Persistent Streptococcus pyogenes infection of the forearm following blunt trauma
Published in Case Reports in Plastic Surgery and Hand Surgery, 2020
Erin M. Cravez, Adam Y. Nasreddine, Andrea Halim
Infectious disease and orthopedic surgery were consulted. His compilation of symptoms were concerning for toxic shock syndrome.
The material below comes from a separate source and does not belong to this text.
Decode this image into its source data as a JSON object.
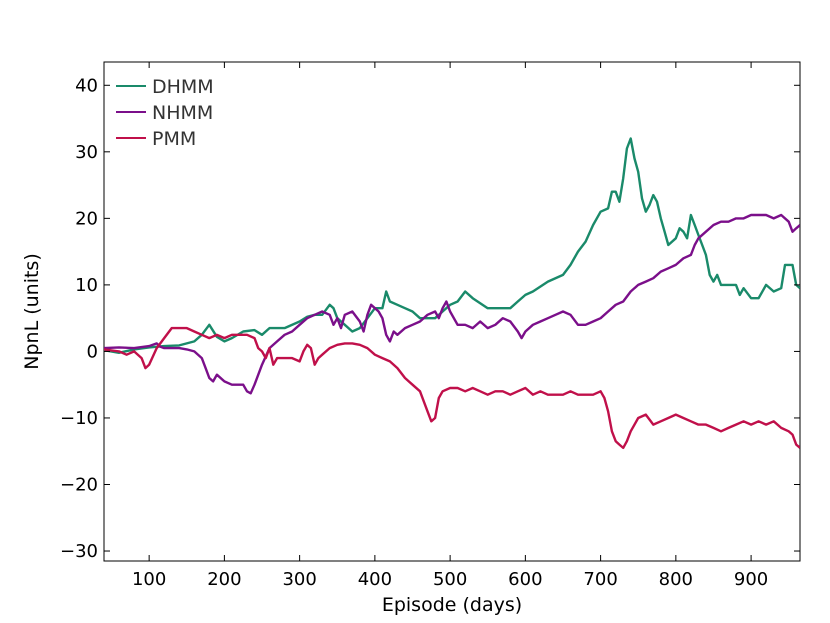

LRINEC score was calculated to be 7 given the lab work summarized in Table 1. After discussion with the family regarding his forearm as a potential source of infection, he underwent an MRI with contrast which demonstrated diffuse subcutaneous edema in the forearm and bony edema in the proximal ulna, possibly consistent with his recent checking injury. Radiology felt there was no evidence of myositis or necrotizing fasciitis. After completion of 24 h of IV antibiotics, his abdominal complaints improved but he had minimal systemic improvement and increasing erythema of the arm as well as a new vesicular rash on the medial left arm (Figure 2). After discussion with the patient and his parents, he was taken emergently to the operating room for irrigation and debridement of the left forearm approximately 36 h after hospital presentation.